Darbym, by tenże postarał się o spory dzban gliniany do przechowywania wody gotowanej, który umieściliśmy w alkowie Moiry. Bones, Silver, Pew i ci z załogi, którzy uniknęli zarazy, zawdzięczali to jedynie swej tężyźnie fizycznej, a może byli tak przyzwyczajeni do życia w niechlujstwie, że nie szkodziły im opłakane warunki bytowania na pokładzie Konia morskiego.
W tydzień od czasu, jakeśmy zwrócili ster ku zachodowi obaczyliśmy ujście szerokiej rzeki; doczekawszy przypływu, przejechaliśmy przez mierzeję i powlekliśmy się w górę rzeki pośród niskich, piaszczystych brzegów, porosłych gajami sosnowemi. Później wieczorem okrążyliśmy cypel lądu i zapuściliśmy kotwicę naprzeciwko mieściny, pobudowanej z drzewa i przylegającej do piaskowego wiszaru.
Z gromadki statków kupieckich spoglądano podejrzliwie na poobijane boki i zwarte strzelnice Konia morskiego, a większość jęła podnosić kotwicę i ustępować nam z drogi.

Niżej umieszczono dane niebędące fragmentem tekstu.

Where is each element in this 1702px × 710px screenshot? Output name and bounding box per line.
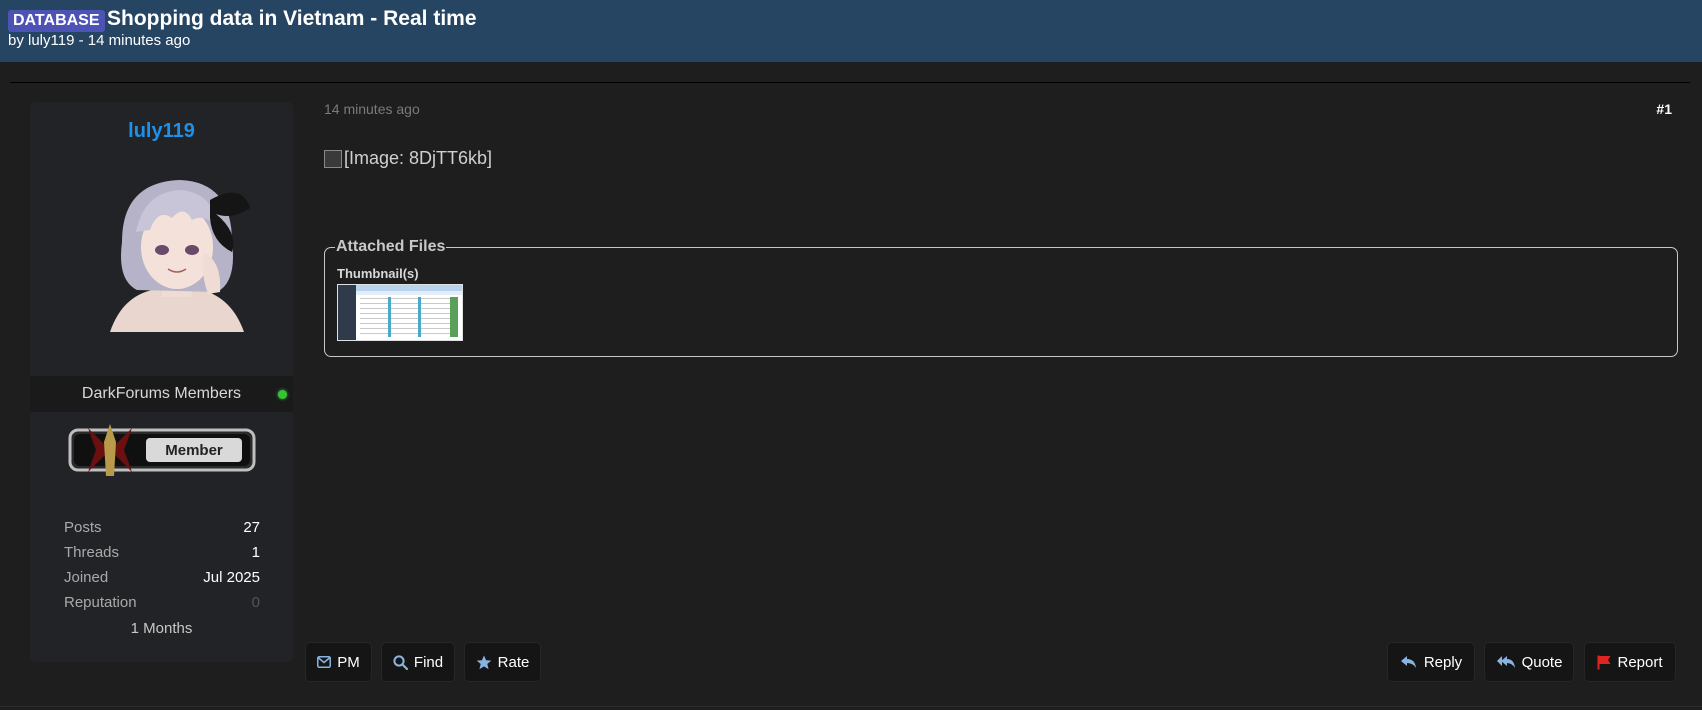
author-sidebar: luly119 DarkForums Members Member Posts … xyxy=(30,102,293,662)
pm-button[interactable]: PM xyxy=(305,642,372,682)
usergroup-label: DarkForums Members xyxy=(81,385,242,402)
stat-row-joined: Joined Jul 2025 xyxy=(64,569,260,594)
reply-icon xyxy=(1400,656,1416,668)
search-icon xyxy=(393,654,408,670)
reply-button[interactable]: Reply xyxy=(1387,642,1475,682)
thread-title: Shopping data in Vietnam - Real time xyxy=(107,7,477,30)
stat-value: Jul 2025 xyxy=(203,569,260,586)
member-rank-badge: Member xyxy=(68,424,256,476)
mail-icon xyxy=(317,656,332,668)
bottom-divider xyxy=(0,706,1702,707)
rank-badge-text: Member xyxy=(165,442,223,459)
stat-label: Threads xyxy=(64,544,120,561)
divider xyxy=(10,82,1690,83)
attachment-thumbnail[interactable] xyxy=(337,284,463,341)
flag-icon xyxy=(1597,655,1611,669)
post-timestamp: 14 minutes ago xyxy=(324,101,420,117)
reputation-value-link[interactable]: 0 xyxy=(252,594,260,619)
stat-label: Joined xyxy=(64,569,109,586)
quote-button-label: Quote xyxy=(1521,653,1563,671)
post-image: [Image: 8DjTT6kb] xyxy=(324,148,492,169)
author-stats: Posts 27 Threads 1 Joined Jul 2025 Reput… xyxy=(64,519,260,619)
membership-duration: 1 Months xyxy=(130,620,193,637)
attached-files-box: Attached Files Thumbnail(s) xyxy=(324,238,1678,357)
pm-button-label: PM xyxy=(337,653,360,671)
rate-button[interactable]: Rate xyxy=(464,642,541,682)
stat-value: 1 xyxy=(251,544,260,561)
thumbnails-label: Thumbnail(s) xyxy=(337,266,419,281)
broken-image-icon xyxy=(324,149,342,168)
reply-button-label: Reply xyxy=(1423,653,1463,671)
find-button-label: Find xyxy=(413,653,444,671)
report-button[interactable]: Report xyxy=(1584,642,1676,682)
rate-button-label: Rate xyxy=(497,653,530,671)
stat-label: Posts xyxy=(64,519,102,536)
attached-files-legend: Attached Files xyxy=(335,238,447,256)
thread-header: DATABASE Shopping data in Vietnam - Real… xyxy=(0,0,1702,62)
image-alt-text: [Image: 8DjTT6kb] xyxy=(344,148,493,168)
stat-label: Reputation xyxy=(64,594,137,611)
author-usergroup: DarkForums Members xyxy=(30,376,293,412)
stat-row-posts: Posts 27 xyxy=(64,519,260,544)
thread-byline: by luly119 - 14 minutes ago xyxy=(8,32,191,49)
stat-row-reputation: Reputation 0 xyxy=(64,594,260,619)
report-button-label: Report xyxy=(1617,653,1663,671)
stat-value: 27 xyxy=(243,519,260,536)
stat-row-threads: Threads 1 xyxy=(64,544,260,569)
thread-prefix-badge[interactable]: DATABASE xyxy=(8,10,105,32)
author-username-link[interactable]: luly119 xyxy=(30,120,293,143)
post-number-link[interactable]: #1 xyxy=(1656,101,1672,117)
author-avatar[interactable] xyxy=(92,172,262,332)
find-button[interactable]: Find xyxy=(381,642,455,682)
online-status-indicator xyxy=(278,390,287,399)
quote-button[interactable]: Quote xyxy=(1484,642,1574,682)
quote-icon xyxy=(1496,656,1515,668)
star-icon xyxy=(476,655,491,669)
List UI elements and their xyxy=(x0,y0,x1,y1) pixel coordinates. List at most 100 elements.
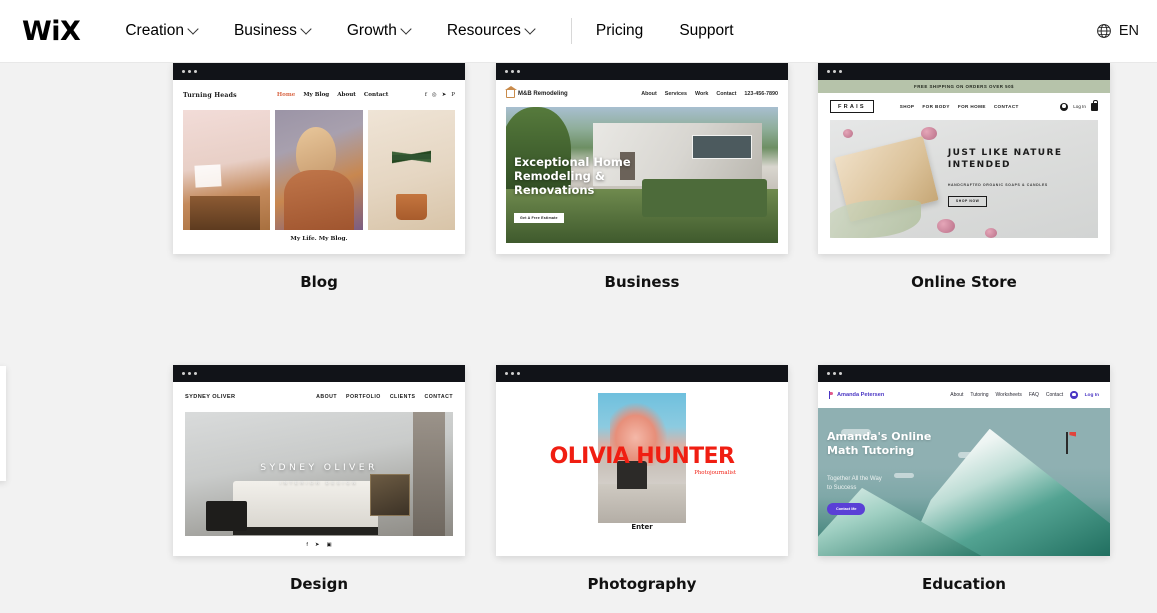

Na brzegu ludzie zaczęli biegać w tę i ową stronę; na tarasie fortecy pojawiło się parę armatek tudzież wywieszono chorągiew angielską.
Piotr i ja skorzystaliśmy z półmroku, by wyprowadzić Moirę ku poręczy burtowej i przyjrzeć się nowej okolicy; właśnie przyglądaliśmy się z chciwością tej daleko wysuniętej placówce cywilizacji, gdy w tem — puku! puku! — pac! pac! pac! — na pokładzie zadudniło szczudło Siivera.
— Państwo może sobie myślą, iż oni udali się na ląd dla jakowych skarbów, znajdujących się w Savannah — ozwał się kuternoga; — ale, dalibóg, nie opłaciłoby się brać tego miasta: więcejby nas kosztował proch armatni zużyty na zwalenie fortecy.
Przyznałem mu rację. Z nocnej pomroki dobiegł nas przytłumiony głos Flinta:
— Piętnastu ludzi na murzyka skrzyni —
Hej-hej-ho! i...
— Hej, Darby! Darby Mc Graw! Przynieś rumu, Darby Mc Graw!
— Oj, krucho z Flintem, krucho! — rzekł Flint, wskazując wielkim palcem poza siebie. — Bill powiada, że nasz kapitan ledwie dożyje poranka.